A l’occasion du salon du Bourget, Aymeric Chauprade, député européen jusqu’en juillet prochain, géopolitologue et fondateur du cabinet de conseil Lee&Yoon GmbH, répond à Valeurs Actuelles. Extraits :
On va sans doute beaucoup parler, durant ce salon, du SCAF, l’avion européen du futur. Est-ce que ce projet matérialise pour vous la réalité du moteur franco-allemand vanté depuis si longtemps ?
Le Système d’avion de combat (SCAF) est une bonne idée. Français et Allemands (rejoints récemment par les Espagnols) coopèrent avec un leadership de la France sur ce projet tandis que pour le char du futur franco-allemand (MGS, Mounted Gun System), le leadership est laissé aux Allemands. Le SCAF est un symbole autant politique que militaire en direction d’une Europe-puissance au sein de laquelle la coopération industrielle franco-allemande doit être motrice. Mais passé l’enthousiasme européiste, il faut quand même regarder la réalité en face.
Tout d’abord, dès que vous avez une volonté d’unité européenne franco-allemande, vous avez une contre-offensive britannique visant à diviser. Paris-Berlin lance le SCAF, Londres lance alors le projet Tempest. Qui les Anglais vont-ils rallier ? Les Italiens peut-être ? Les Indiens ? Ils y ont pensé mais cela semble compliqué pour les raisons que j’évoquais précédemment. Nous sommes donc bien loin d’un futur avion de combat européen unique, acheté par les nations européennes grâce à un « Buy European Act ». Déjà au moins deux projets d’avion du futur européen coexistent, et les Américains continuent en plus à vendre leurs avions de combat aux Néerlandais, aux Belges, aux Slovaques, aux Polonais etc.
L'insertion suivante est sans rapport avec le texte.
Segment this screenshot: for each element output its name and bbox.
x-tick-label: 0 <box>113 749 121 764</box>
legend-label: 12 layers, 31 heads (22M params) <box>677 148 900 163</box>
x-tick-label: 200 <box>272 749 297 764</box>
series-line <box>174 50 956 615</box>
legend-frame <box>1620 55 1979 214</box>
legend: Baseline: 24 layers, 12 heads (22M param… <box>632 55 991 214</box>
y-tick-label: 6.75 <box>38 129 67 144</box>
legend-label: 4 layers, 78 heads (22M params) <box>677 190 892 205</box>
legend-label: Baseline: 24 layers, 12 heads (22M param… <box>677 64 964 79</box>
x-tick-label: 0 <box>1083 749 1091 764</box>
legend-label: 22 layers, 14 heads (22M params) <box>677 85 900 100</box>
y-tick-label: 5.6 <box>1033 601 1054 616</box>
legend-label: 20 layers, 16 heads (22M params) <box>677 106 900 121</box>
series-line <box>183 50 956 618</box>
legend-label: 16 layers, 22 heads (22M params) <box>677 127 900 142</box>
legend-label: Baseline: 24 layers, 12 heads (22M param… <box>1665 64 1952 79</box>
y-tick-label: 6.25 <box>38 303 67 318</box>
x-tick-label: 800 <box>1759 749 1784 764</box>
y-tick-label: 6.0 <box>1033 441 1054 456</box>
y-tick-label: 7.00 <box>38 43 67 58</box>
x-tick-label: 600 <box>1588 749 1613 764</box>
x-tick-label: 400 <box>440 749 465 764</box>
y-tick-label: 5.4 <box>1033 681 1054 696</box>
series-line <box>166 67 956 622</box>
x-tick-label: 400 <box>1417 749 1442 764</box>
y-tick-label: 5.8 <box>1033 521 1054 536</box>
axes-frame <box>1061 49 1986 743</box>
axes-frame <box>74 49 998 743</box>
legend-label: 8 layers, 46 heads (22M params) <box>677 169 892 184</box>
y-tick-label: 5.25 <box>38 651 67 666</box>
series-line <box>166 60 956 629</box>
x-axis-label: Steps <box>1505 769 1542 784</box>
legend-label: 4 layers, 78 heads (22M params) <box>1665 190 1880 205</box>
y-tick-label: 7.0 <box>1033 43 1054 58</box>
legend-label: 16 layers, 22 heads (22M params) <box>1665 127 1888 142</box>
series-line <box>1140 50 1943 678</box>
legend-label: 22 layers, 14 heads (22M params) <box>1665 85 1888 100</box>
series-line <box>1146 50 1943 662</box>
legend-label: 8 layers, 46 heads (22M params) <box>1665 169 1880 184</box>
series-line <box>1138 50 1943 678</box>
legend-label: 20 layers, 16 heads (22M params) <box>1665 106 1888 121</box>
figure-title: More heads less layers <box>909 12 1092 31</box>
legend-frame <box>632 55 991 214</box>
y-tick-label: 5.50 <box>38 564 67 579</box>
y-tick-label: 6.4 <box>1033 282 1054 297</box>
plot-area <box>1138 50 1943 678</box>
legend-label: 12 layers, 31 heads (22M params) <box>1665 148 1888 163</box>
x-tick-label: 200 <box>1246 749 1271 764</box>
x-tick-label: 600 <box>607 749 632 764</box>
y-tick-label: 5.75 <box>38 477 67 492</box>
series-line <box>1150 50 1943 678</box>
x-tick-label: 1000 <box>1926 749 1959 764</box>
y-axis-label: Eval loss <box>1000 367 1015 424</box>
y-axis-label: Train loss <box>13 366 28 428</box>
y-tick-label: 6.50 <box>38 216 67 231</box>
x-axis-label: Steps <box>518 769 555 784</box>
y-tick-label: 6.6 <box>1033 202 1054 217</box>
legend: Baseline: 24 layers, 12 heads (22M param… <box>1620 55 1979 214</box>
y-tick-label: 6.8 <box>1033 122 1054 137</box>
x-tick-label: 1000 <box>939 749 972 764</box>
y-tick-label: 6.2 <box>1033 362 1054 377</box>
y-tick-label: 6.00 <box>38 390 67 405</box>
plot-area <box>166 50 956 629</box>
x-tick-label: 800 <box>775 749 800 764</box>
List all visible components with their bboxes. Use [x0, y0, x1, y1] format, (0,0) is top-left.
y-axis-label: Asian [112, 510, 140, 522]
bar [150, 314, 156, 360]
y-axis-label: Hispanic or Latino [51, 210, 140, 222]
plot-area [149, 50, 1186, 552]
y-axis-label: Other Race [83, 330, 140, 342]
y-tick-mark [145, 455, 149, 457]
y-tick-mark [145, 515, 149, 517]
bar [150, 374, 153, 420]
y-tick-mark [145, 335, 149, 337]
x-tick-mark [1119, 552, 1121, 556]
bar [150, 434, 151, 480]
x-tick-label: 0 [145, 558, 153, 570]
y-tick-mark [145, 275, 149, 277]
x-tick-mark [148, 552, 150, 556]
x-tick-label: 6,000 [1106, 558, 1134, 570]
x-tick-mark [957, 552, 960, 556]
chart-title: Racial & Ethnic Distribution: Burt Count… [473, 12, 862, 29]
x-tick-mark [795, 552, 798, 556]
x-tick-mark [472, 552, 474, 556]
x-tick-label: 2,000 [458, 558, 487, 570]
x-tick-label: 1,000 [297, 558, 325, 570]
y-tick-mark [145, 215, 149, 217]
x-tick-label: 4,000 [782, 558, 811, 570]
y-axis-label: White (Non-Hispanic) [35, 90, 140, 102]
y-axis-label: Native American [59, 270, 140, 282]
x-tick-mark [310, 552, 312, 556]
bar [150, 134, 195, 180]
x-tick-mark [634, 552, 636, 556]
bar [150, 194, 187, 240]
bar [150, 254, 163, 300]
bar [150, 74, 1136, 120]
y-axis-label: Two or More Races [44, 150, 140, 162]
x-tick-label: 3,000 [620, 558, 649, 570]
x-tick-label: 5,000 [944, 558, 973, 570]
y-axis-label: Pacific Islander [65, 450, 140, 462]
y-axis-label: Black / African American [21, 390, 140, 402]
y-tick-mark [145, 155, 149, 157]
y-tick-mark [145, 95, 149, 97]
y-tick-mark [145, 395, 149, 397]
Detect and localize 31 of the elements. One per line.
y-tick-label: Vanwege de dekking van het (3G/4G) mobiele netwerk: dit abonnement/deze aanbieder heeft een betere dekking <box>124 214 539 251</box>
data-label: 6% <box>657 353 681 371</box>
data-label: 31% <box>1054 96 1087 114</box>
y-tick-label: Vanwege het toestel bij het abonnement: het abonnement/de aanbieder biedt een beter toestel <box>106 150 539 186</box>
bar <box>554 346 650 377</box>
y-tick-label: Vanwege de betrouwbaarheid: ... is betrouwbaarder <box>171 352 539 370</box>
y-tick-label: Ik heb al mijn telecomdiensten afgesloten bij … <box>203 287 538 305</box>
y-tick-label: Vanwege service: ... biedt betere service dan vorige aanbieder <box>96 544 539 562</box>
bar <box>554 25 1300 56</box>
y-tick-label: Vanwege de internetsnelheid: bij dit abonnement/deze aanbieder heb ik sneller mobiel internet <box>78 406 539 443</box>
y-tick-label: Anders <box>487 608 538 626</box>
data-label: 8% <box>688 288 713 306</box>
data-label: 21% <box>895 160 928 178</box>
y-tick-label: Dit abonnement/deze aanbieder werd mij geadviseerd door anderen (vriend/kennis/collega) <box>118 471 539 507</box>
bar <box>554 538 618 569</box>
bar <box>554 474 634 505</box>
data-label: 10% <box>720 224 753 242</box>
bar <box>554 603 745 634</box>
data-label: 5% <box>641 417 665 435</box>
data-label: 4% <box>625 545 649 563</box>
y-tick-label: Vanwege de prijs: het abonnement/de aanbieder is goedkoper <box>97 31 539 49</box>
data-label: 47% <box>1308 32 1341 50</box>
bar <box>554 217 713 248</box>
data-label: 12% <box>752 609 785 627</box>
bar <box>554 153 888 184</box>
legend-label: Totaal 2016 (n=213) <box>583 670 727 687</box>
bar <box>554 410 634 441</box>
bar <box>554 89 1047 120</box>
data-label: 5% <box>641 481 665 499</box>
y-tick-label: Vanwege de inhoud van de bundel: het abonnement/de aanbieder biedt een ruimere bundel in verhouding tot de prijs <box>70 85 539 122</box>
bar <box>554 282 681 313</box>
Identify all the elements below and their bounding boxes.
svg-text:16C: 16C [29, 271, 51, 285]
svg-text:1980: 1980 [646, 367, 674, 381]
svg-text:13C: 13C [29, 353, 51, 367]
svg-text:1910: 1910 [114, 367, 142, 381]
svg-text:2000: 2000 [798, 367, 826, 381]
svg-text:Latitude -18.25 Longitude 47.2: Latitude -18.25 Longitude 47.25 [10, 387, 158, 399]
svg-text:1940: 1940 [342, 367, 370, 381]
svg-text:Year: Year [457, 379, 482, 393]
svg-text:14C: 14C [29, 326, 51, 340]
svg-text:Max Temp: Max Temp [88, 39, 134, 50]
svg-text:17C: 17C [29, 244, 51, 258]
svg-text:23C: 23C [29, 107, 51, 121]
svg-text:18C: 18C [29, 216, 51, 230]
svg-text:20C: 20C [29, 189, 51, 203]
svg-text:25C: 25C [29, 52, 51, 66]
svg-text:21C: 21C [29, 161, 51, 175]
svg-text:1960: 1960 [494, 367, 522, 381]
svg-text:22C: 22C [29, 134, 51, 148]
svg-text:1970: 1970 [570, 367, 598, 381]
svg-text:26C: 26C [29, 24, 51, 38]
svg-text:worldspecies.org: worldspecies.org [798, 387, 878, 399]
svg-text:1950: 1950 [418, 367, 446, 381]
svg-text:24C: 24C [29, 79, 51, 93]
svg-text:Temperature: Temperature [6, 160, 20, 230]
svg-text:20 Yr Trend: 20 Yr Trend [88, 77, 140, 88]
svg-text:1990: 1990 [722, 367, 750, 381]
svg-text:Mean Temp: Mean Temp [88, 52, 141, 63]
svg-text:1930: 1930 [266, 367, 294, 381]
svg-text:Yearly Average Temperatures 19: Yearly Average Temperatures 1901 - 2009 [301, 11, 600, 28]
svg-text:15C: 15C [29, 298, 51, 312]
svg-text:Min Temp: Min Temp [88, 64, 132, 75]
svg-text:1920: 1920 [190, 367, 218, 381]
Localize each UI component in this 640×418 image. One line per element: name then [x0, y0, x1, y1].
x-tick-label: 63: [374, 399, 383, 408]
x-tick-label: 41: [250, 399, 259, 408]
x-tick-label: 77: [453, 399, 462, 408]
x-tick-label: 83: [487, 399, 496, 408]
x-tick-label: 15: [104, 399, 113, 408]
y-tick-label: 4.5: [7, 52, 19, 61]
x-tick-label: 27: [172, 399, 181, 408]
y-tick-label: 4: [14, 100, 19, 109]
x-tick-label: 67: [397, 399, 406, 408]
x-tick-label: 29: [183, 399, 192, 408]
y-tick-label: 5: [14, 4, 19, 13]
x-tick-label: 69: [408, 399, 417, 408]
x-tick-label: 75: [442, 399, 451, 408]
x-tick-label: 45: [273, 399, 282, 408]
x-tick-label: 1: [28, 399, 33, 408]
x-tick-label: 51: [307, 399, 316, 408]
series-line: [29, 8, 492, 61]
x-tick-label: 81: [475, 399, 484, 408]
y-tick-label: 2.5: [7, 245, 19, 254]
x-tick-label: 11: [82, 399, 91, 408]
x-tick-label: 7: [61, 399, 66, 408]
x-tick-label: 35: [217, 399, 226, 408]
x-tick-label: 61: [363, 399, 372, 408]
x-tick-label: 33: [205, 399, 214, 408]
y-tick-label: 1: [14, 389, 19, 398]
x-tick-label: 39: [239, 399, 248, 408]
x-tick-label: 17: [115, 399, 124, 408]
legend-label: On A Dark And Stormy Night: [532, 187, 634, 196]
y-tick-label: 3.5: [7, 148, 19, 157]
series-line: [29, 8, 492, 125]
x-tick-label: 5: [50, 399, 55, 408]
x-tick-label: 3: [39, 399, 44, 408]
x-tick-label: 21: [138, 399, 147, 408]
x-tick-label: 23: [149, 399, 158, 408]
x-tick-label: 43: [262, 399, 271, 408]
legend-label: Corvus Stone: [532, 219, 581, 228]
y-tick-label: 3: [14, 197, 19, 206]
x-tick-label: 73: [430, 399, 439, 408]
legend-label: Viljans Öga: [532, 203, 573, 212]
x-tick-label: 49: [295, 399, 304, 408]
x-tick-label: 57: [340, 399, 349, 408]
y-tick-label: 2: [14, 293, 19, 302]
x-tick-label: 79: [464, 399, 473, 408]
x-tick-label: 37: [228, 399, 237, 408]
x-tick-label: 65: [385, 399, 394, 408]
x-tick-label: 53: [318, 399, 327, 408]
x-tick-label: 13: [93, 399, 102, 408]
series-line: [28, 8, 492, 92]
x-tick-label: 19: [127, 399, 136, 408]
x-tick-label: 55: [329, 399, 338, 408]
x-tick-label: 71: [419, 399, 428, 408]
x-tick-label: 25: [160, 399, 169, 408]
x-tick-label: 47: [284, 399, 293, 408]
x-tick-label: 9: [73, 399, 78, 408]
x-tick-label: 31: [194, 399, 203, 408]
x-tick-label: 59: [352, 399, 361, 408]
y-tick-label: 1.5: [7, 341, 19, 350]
Mais revenons au SCAF. Si nous voulons avancer, alors il nous faut rapidement passer aux démonstrateurs. Et pour cela, il nous faut une vraie volonté de la part de Berlin. Quand je vois les députés allemands traîner des pieds au Bundestag, je me demande si nous ne risquons pas un enlisement des projets franco-allemands, aussi bien l’avion que le char. Deuxièmement, il y a un point qui m’inquiète presque encore plus : l’export. Avant de décider de coopérer, Berlin et Paris n’ont pas accordé leur violon sur ce sujet sensible. On le voit dans le cas de la guerre au Yémen, les exportations d’armes sont mises en péril essentiellement par l’Allemagne sous la poussée de mouvements gauchistes. Oui les Allemands m’inquiètent beaucoup quant à l’avenir des exportations d’armes européennes !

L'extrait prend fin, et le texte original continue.